Ich stelle nun folgende These auf: Dies führt zu einer Komplexität, welche Turing-vollständig ist, d.h. diese Architektur kann prinzipell alles berechnen, was eine 6/
beliebige Rechenmaschine (unter Church-Turing-These) berechnen kann.
In der Tat ist bekannt, daß bereits ein 2-schichtiges (beliebig breites) neuronales Netz jede gegebene glatte Funktion beliebig gut approximieren kann. Damit ließe sich meine These formal beweisen. 7/
Relevanz für das Ursprungsproblem:
Die Komplexität von #LaMDA ist damit jenseits dessen, was viele Zweifler dieser Maschine zugestehen möchten. Ja, es handelt sich um eine spezielle der Aufgabenstellung angepaßte Architektur. Das ändert aber nichts daran, daß die vorliegende 8/
Komplexität sehr groß ist. Daher ist es durchaus denkbar, daß eine Maschine mit dieser Architektur ein Bewußtsein entwickelt haben könnte, wenn eine Maschine überhaupt in der Lage ist, ein Bewußtsein zu entwickeln. Das führt den Großteil der Argumente der Kritiker ad absurdum. 9/
Im Umkehrschluß bedeutet es nicht, daß #LaMDA tatsächlich ein Bewußtsein entwicklet hat.
Zweifellos wäre für eine Maschine, die ein Bewußtsein entwickeln könnte eine Voraussetzung, daß die Komplexität des zugrundeliegenden Netzes ausreichend groß ist. Was ausreichend groß 10/
bedeutet, ist unklar. Ebenso unklar ist, wie wir in einem vorliegenden Fall entscheiden, ob ein Bewußtsein vorhanden ist oder ob nicht.

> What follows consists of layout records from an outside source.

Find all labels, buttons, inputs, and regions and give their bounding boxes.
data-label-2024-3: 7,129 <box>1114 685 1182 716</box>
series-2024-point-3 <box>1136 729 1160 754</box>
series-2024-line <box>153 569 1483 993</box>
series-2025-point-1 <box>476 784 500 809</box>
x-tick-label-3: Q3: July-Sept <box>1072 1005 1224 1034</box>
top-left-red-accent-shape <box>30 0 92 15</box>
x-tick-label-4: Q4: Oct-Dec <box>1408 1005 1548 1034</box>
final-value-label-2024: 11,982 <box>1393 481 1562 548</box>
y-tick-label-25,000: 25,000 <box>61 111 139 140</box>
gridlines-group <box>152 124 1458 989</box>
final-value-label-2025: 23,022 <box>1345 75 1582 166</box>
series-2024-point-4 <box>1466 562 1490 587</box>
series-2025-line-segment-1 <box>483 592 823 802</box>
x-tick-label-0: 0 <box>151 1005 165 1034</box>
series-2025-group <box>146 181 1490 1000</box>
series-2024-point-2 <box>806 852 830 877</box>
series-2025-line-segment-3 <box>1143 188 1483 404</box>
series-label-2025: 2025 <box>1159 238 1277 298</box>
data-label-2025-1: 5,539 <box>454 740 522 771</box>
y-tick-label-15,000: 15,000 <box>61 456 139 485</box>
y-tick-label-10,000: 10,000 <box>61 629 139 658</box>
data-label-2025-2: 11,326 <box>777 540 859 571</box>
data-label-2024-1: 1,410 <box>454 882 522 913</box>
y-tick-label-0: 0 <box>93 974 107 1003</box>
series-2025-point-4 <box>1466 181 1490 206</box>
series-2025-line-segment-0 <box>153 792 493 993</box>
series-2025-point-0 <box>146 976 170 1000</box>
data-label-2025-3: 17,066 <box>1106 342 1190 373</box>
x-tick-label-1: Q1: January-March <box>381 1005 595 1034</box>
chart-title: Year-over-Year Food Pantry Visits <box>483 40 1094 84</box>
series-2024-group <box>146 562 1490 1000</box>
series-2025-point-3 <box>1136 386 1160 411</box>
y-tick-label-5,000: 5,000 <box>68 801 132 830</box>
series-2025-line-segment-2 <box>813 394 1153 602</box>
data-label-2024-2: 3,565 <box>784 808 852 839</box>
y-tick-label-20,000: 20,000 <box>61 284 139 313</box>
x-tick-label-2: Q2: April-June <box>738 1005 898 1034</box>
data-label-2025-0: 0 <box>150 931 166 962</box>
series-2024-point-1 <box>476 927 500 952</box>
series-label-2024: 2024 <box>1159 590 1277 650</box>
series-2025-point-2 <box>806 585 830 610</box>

Ich halte dieses Problem für unentscheidbar.

Möglicherweise ist es bereits aus obengenannten Gründen bereits für #LaMDA unentscheidbar. 11/
Leider scheint mir letztere Frage zur Unentscheidbarkeit ebenfalls schwer (oder gar unmöglich) zu entscheiden (d.h. ist ggf. unentscheidbar).

Insofern erscheint mir der Großteil der geäußerten Argumente für oder gegen die Existenz eines Bewußtseins bei #LaMDA für müßig. 12/
Es scheint, daß sich einige Zweifler an einem Bewußtsein von #LaMDA schlicht die vorliegende Komplexität nicht vorstellen können, oder aus menschlicher Arroganz gar keine Argumente benötigen, sondern per se für sich ausschließen können, daß eine künstliche Intelligenz niemals 13/
ein Bewußtsein wird entwickeln können.

Bei Google selbst mag es auch ökonomische Gründe dafür geben, die Bewußtseinsfrage grundsätzlich negativ zu beantworten:
Die Möglichkeit einer positiven Antwort würde ethische Fragen aufwerfen, welche einen großen Teil des auf #KI 14/
basierenden Geschäftsmodells gefährden könnten.

Ob nun #LaMDA ein Bewußtsein hat, oder nicht, kann und will ich nicht beantworten. Was wahrscheinlicher ist, kann und will ich ebensowenig beantworten.

Was ich abschließend sagen kann ist: 15/
Die Frage ist schwieriger, als oft dargestellt wird und eine abschließende Antwort kann es in meinen Augen nicht geben.

Ich wünsche mir Respekt vor derart fundamentalen Fragestellungen, die uns unsere eigenen Grenzen aufzeigen - nicht nur auf der formalen Seite.